The Parliament, which had been in continual conflict with Wilkes for five years, was now dissolved, and Wilkes was again returned for Middlesex. According to the resolution of the Commons, his incapacity had been to the late Parliament; and he now took his seat without further molestation. Before the meeting of Parliament, Wilkes had also attained the civic honour,—being elected Lord Mayor of London.
He did not fail to take advantage of his new privilege; and on the 22nd February, 1775, he moved that the resolution which had declared his incapacity, be expunged from the journals, 'as subversive of the rights of the whole body of electors.' He said, 'the people had made his cause their own, for they saw the powers of the government exerted against the constitution, which was wounded through his sides.' He recapitulated the circumstances of his case; referred very cleverly to the various authorities and precedents;—and showed the dangerous consequences of allowing a resolution to remain upon the journals, which was a violation of the law. He was ably supported by Mr. Sergeant Glynn, Sir George Savile, and Mr. Wedderburn; and in the division secured one hundred and seventy-one votes.
He renewed, this motion in 1776, in 1777, in [26] 1779, and in 1781. At length, on the 3rd of May, 1782, he proposed it for the last time, and with signal success. The Rockingham ministry was in office, and had resolved to condemn the proceedings of the Commons, which its leading members had always disapproved. Mr. Fox was now the only statesman, of any eminence, by whom Wilkes' motion was opposed. He had always maintained that the Commons had not exceeded their powers; and he still consistently supported that opinion, in opposition to the premier and the leaders of his party. Wilkes' motion was now carried by a triumphant majority of sixty-eight; and by order of the House, all the declarations, orders, and resolutions, respecting the Middlesex election, were expunged from the journals, as being subversive of the rights of the whole body of electors in this kingdom.
Thus at length, this weary contest was brought to a close.
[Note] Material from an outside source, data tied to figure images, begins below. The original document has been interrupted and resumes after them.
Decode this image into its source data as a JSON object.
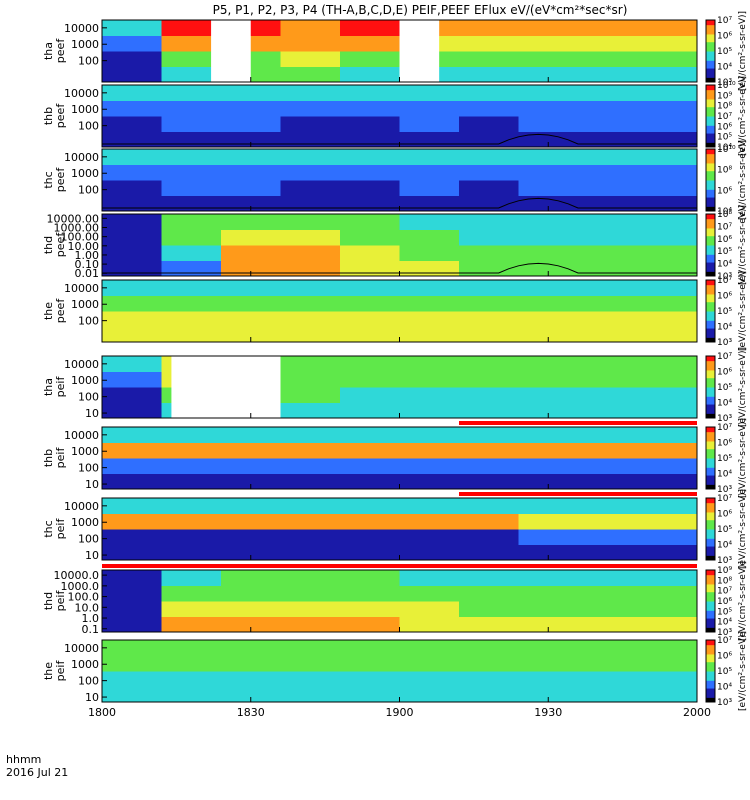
{
  "title": "P5, P1, P2, P3, P4 (TH-A,B,C,D,E) PEIF,PEEF EFlux eV/(eV*cm²*sec*sr)",
  "footer": {
    "unit_label": "hhmm",
    "date_label": "2016 Jul 21"
  },
  "colors": {
    "fill_gap": "#ffffff",
    "flag_bar": "#ff0000",
    "frame": "#000000"
  },
  "chart_data": [
    {
      "type": "heatmap",
      "name": "tha peef",
      "ylabel": [
        "tha",
        "peef"
      ],
      "yscale": "log",
      "yticks": [
        "100",
        "1000",
        "10000"
      ],
      "ylim": [
        5,
        30000
      ],
      "xticks": [
        "1800",
        "1830",
        "1900",
        "1930",
        "2000"
      ],
      "xlim": [
        0,
        120
      ],
      "has_curve": false,
      "flag_bar": null,
      "colorbar": {
        "ticks": [
          "10³",
          "10⁴",
          "10⁵",
          "10⁶",
          "10⁷"
        ],
        "label": "[eV/(cm²-s-sr-eV)]"
      },
      "gaps": [
        [
          22,
          30
        ],
        [
          60,
          68
        ]
      ],
      "columns": [
        [
          1,
          1,
          2,
          3
        ],
        [
          3,
          4,
          6,
          7
        ],
        [
          4,
          4,
          6,
          7
        ],
        [
          4,
          5,
          6,
          6
        ],
        [
          3,
          4,
          6,
          7
        ],
        [
          3,
          4,
          5,
          6
        ],
        [
          3,
          4,
          5,
          6
        ],
        [
          3,
          4,
          5,
          6
        ],
        [
          3,
          4,
          5,
          6
        ],
        [
          3,
          4,
          5,
          6
        ]
      ]
    },
    {
      "type": "heatmap",
      "name": "thb peef",
      "ylabel": [
        "thb",
        "peef"
      ],
      "yscale": "log",
      "yticks": [
        "100",
        "1000",
        "10000"
      ],
      "ylim": [
        5,
        30000
      ],
      "xticks": [
        "1800",
        "1830",
        "1900",
        "1930",
        "2000"
      ],
      "xlim": [
        0,
        120
      ],
      "has_curve": true,
      "flag_bar": null,
      "colorbar": {
        "ticks": [
          "10⁴",
          "10⁵",
          "10⁶",
          "10⁷",
          "10⁸",
          "10⁹",
          "10¹⁰"
        ],
        "label": "[eV/(cm²-s-sr-eV)]"
      },
      "gaps": [],
      "columns": [
        [
          1,
          1,
          2,
          3
        ],
        [
          1,
          2,
          2,
          3
        ],
        [
          1,
          2,
          2,
          3
        ],
        [
          1,
          1,
          2,
          3
        ],
        [
          1,
          1,
          2,
          3
        ],
        [
          1,
          2,
          2,
          3
        ],
        [
          1,
          1,
          2,
          3
        ],
        [
          1,
          2,
          2,
          3
        ],
        [
          1,
          2,
          2,
          3
        ],
        [
          1,
          2,
          2,
          3
        ]
      ]
    },
    {
      "type": "heatmap",
      "name": "thc peef",
      "ylabel": [
        "thc",
        "peef"
      ],
      "yscale": "log",
      "yticks": [
        "100",
        "1000",
        "10000"
      ],
      "ylim": [
        5,
        30000
      ],
      "xticks": [
        "1800",
        "1830",
        "1900",
        "1930",
        "2000"
      ],
      "xlim": [
        0,
        120
      ],
      "has_curve": true,
      "flag_bar": null,
      "colorbar": {
        "ticks": [
          "10⁴",
          "10⁶",
          "10⁸",
          "10¹⁰"
        ],
        "label": "[eV/(cm²-s-sr-eV)]"
      },
      "gaps": [],
      "columns": [
        [
          1,
          1,
          2,
          3
        ],
        [
          1,
          2,
          2,
          3
        ],
        [
          1,
          2,
          2,
          3
        ],
        [
          1,
          1,
          2,
          3
        ],
        [
          1,
          1,
          2,
          3
        ],
        [
          1,
          2,
          2,
          3
        ],
        [
          1,
          1,
          2,
          3
        ],
        [
          1,
          2,
          2,
          3
        ],
        [
          1,
          2,
          2,
          3
        ],
        [
          1,
          2,
          2,
          3
        ]
      ]
    },
    {
      "type": "heatmap",
      "name": "thd peef",
      "ylabel": [
        "thd",
        "peef"
      ],
      "yscale": "log",
      "yticks": [
        "0.01",
        "0.10",
        "1.00",
        "10.00",
        "100.00",
        "1000.00",
        "10000.00"
      ],
      "ylim": [
        0.005,
        30000
      ],
      "xticks": [
        "1800",
        "1830",
        "1900",
        "1930",
        "2000"
      ],
      "xlim": [
        0,
        120
      ],
      "has_curve": true,
      "flag_bar": null,
      "colorbar": {
        "ticks": [
          "10³",
          "10⁴",
          "10⁵",
          "10⁶",
          "10⁷",
          "10⁸"
        ],
        "label": "[eV/(cm²-s-sr-eV)]"
      },
      "gaps": [],
      "columns": [
        [
          1,
          1,
          1,
          1
        ],
        [
          2,
          3,
          4,
          4
        ],
        [
          6,
          6,
          5,
          4
        ],
        [
          6,
          6,
          5,
          4
        ],
        [
          5,
          5,
          4,
          4
        ],
        [
          5,
          4,
          4,
          3
        ],
        [
          4,
          4,
          3,
          3
        ],
        [
          4,
          4,
          3,
          3
        ],
        [
          4,
          4,
          3,
          3
        ],
        [
          4,
          4,
          3,
          3
        ]
      ]
    },
    {
      "type": "heatmap",
      "name": "the peef",
      "ylabel": [
        "the",
        "peef"
      ],
      "yscale": "log",
      "yticks": [
        "100",
        "1000",
        "10000"
      ],
      "ylim": [
        5,
        30000
      ],
      "xticks": [
        "1800",
        "1830",
        "1900",
        "1930",
        "2000"
      ],
      "xlim": [
        0,
        120
      ],
      "has_curve": false,
      "flag_bar": null,
      "colorbar": {
        "ticks": [
          "10³",
          "10⁴",
          "10⁵",
          "10⁶",
          "10⁷"
        ],
        "label": "[eV/(cm²-s-sr-eV)]"
      },
      "gaps": [],
      "columns": [
        [
          5,
          5,
          4,
          3
        ],
        [
          5,
          5,
          4,
          3
        ],
        [
          5,
          5,
          4,
          3
        ],
        [
          5,
          5,
          4,
          3
        ],
        [
          5,
          5,
          4,
          3
        ],
        [
          5,
          5,
          4,
          3
        ],
        [
          5,
          5,
          4,
          3
        ],
        [
          5,
          5,
          4,
          3
        ],
        [
          5,
          5,
          4,
          3
        ],
        [
          5,
          5,
          4,
          3
        ]
      ]
    },
    {
      "type": "heatmap",
      "name": "tha peif",
      "ylabel": [
        "tha",
        "peif"
      ],
      "yscale": "log",
      "yticks": [
        "10",
        "100",
        "1000",
        "10000"
      ],
      "ylim": [
        5,
        30000
      ],
      "xticks": [
        "1800",
        "1830",
        "1900",
        "1930",
        "2000"
      ],
      "xlim": [
        0,
        120
      ],
      "has_curve": false,
      "flag_bar": null,
      "colorbar": {
        "ticks": [
          "10³",
          "10⁴",
          "10⁵",
          "10⁶",
          "10⁷"
        ],
        "label": "[eV/(cm²-s-sr-eV)]"
      },
      "gaps": [
        [
          14,
          36
        ]
      ],
      "columns": [
        [
          1,
          1,
          2,
          3
        ],
        [
          3,
          4,
          5,
          5
        ],
        [
          4,
          4,
          5,
          5
        ],
        [
          3,
          4,
          4,
          4
        ],
        [
          3,
          3,
          4,
          4
        ],
        [
          3,
          3,
          4,
          4
        ],
        [
          3,
          3,
          4,
          4
        ],
        [
          3,
          3,
          4,
          4
        ],
        [
          3,
          3,
          4,
          4
        ],
        [
          3,
          3,
          4,
          4
        ]
      ]
    },
    {
      "type": "heatmap",
      "name": "thb peif",
      "ylabel": [
        "thb",
        "peif"
      ],
      "yscale": "log",
      "yticks": [
        "10",
        "100",
        "1000",
        "10000"
      ],
      "ylim": [
        5,
        30000
      ],
      "xticks": [
        "1800",
        "1830",
        "1900",
        "1930",
        "2000"
      ],
      "xlim": [
        0,
        120
      ],
      "has_curve": false,
      "flag_bar": {
        "start": 72,
        "end": 120
      },
      "colorbar": {
        "ticks": [
          "10³",
          "10⁴",
          "10⁵",
          "10⁶",
          "10⁷"
        ],
        "label": "[eV/(cm²-s-sr-eV)]"
      },
      "gaps": [],
      "columns": [
        [
          1,
          2,
          6,
          3
        ],
        [
          1,
          2,
          6,
          3
        ],
        [
          1,
          2,
          6,
          3
        ],
        [
          1,
          2,
          6,
          3
        ],
        [
          1,
          2,
          6,
          3
        ],
        [
          1,
          2,
          6,
          3
        ],
        [
          1,
          2,
          6,
          3
        ],
        [
          1,
          2,
          6,
          3
        ],
        [
          1,
          2,
          6,
          3
        ],
        [
          1,
          2,
          6,
          3
        ]
      ]
    },
    {
      "type": "heatmap",
      "name": "thc peif",
      "ylabel": [
        "thc",
        "peif"
      ],
      "yscale": "log",
      "yticks": [
        "10",
        "100",
        "1000",
        "10000"
      ],
      "ylim": [
        5,
        30000
      ],
      "xticks": [
        "1800",
        "1830",
        "1900",
        "1930",
        "2000"
      ],
      "xlim": [
        0,
        120
      ],
      "has_curve": false,
      "flag_bar": {
        "start": 72,
        "end": 120
      },
      "colorbar": {
        "ticks": [
          "10³",
          "10⁴",
          "10⁵",
          "10⁶",
          "10⁷"
        ],
        "label": "[eV/(cm²-s-sr-eV)]"
      },
      "gaps": [],
      "columns": [
        [
          1,
          1,
          6,
          3
        ],
        [
          1,
          1,
          6,
          3
        ],
        [
          1,
          1,
          6,
          3
        ],
        [
          1,
          1,
          6,
          3
        ],
        [
          1,
          1,
          6,
          3
        ],
        [
          1,
          1,
          6,
          3
        ],
        [
          1,
          1,
          6,
          3
        ],
        [
          1,
          2,
          5,
          3
        ],
        [
          1,
          2,
          5,
          3
        ],
        [
          1,
          2,
          5,
          3
        ]
      ]
    },
    {
      "type": "heatmap",
      "name": "thd peif",
      "ylabel": [
        "thd",
        "peif"
      ],
      "yscale": "log",
      "yticks": [
        "0.1",
        "1.0",
        "10.0",
        "100.0",
        "1000.0",
        "10000.0"
      ],
      "ylim": [
        0.05,
        30000
      ],
      "xticks": [
        "1800",
        "1830",
        "1900",
        "1930",
        "2000"
      ],
      "xlim": [
        0,
        120
      ],
      "has_curve": false,
      "flag_bar": {
        "start": 0,
        "end": 120
      },
      "colorbar": {
        "ticks": [
          "10³",
          "10⁴",
          "10⁵",
          "10⁶",
          "10⁷",
          "10⁸",
          "10⁹"
        ],
        "label": "[eV/(cm²-s-sr-eV)]"
      },
      "gaps": [],
      "columns": [
        [
          1,
          1,
          1,
          1
        ],
        [
          6,
          5,
          4,
          3
        ],
        [
          6,
          5,
          4,
          4
        ],
        [
          6,
          5,
          4,
          4
        ],
        [
          6,
          5,
          4,
          4
        ],
        [
          5,
          5,
          4,
          3
        ],
        [
          5,
          4,
          4,
          3
        ],
        [
          5,
          4,
          4,
          3
        ],
        [
          5,
          4,
          4,
          3
        ],
        [
          5,
          4,
          4,
          3
        ]
      ]
    },
    {
      "type": "heatmap",
      "name": "the peif",
      "ylabel": [
        "the",
        "peif"
      ],
      "yscale": "log",
      "yticks": [
        "10",
        "100",
        "1000",
        "10000"
      ],
      "ylim": [
        5,
        30000
      ],
      "xticks": [
        "1800",
        "1830",
        "1900",
        "1930",
        "2000"
      ],
      "xlim": [
        0,
        120
      ],
      "has_curve": false,
      "flag_bar": null,
      "colorbar": {
        "ticks": [
          "10³",
          "10⁴",
          "10⁵",
          "10⁶",
          "10⁷"
        ],
        "label": "[eV/(cm²-s-sr-eV)]"
      },
      "gaps": [],
      "columns": [
        [
          3,
          3,
          4,
          4
        ],
        [
          3,
          3,
          4,
          4
        ],
        [
          3,
          3,
          4,
          4
        ],
        [
          3,
          3,
          4,
          4
        ],
        [
          3,
          3,
          4,
          4
        ],
        [
          3,
          3,
          4,
          4
        ],
        [
          3,
          3,
          4,
          4
        ],
        [
          3,
          3,
          4,
          4
        ],
        [
          3,
          3,
          4,
          4
        ],
        [
          3,
          3,
          4,
          4
        ]
      ]
    }
  ]
}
A former House of Commons, too eager in its vengeance, had exceeded its powers; and now a succeeding Parliament reversed its judgment. This decision of 1782 stands out as a warning to both Houses, to act within the limits of their jurisdiction, and in strict conformity with the laws. An abuse of privilege is even more dangerous than an abuse of prerogative. In the one case, the wrong is done by an irresponsible body: in the other the ministers who advised it, are open to censure and punishment. The judgment of [27] offences especially, should be guided by the severest principles of law. Mr. Burke applied to the judicature of privilege, in such cases, Lord Bacon's description of the Star Chamber,—'a court of criminal equity:' saying, 'a large and liberal construction in offences, and a discretionary power in punishing them, is the idea of criminal equity, which is in truth a monster in jurisprudence.'(3) The vindictive exercise of privilege,—once as frequent as it was lawless,—was now discredited and condemned.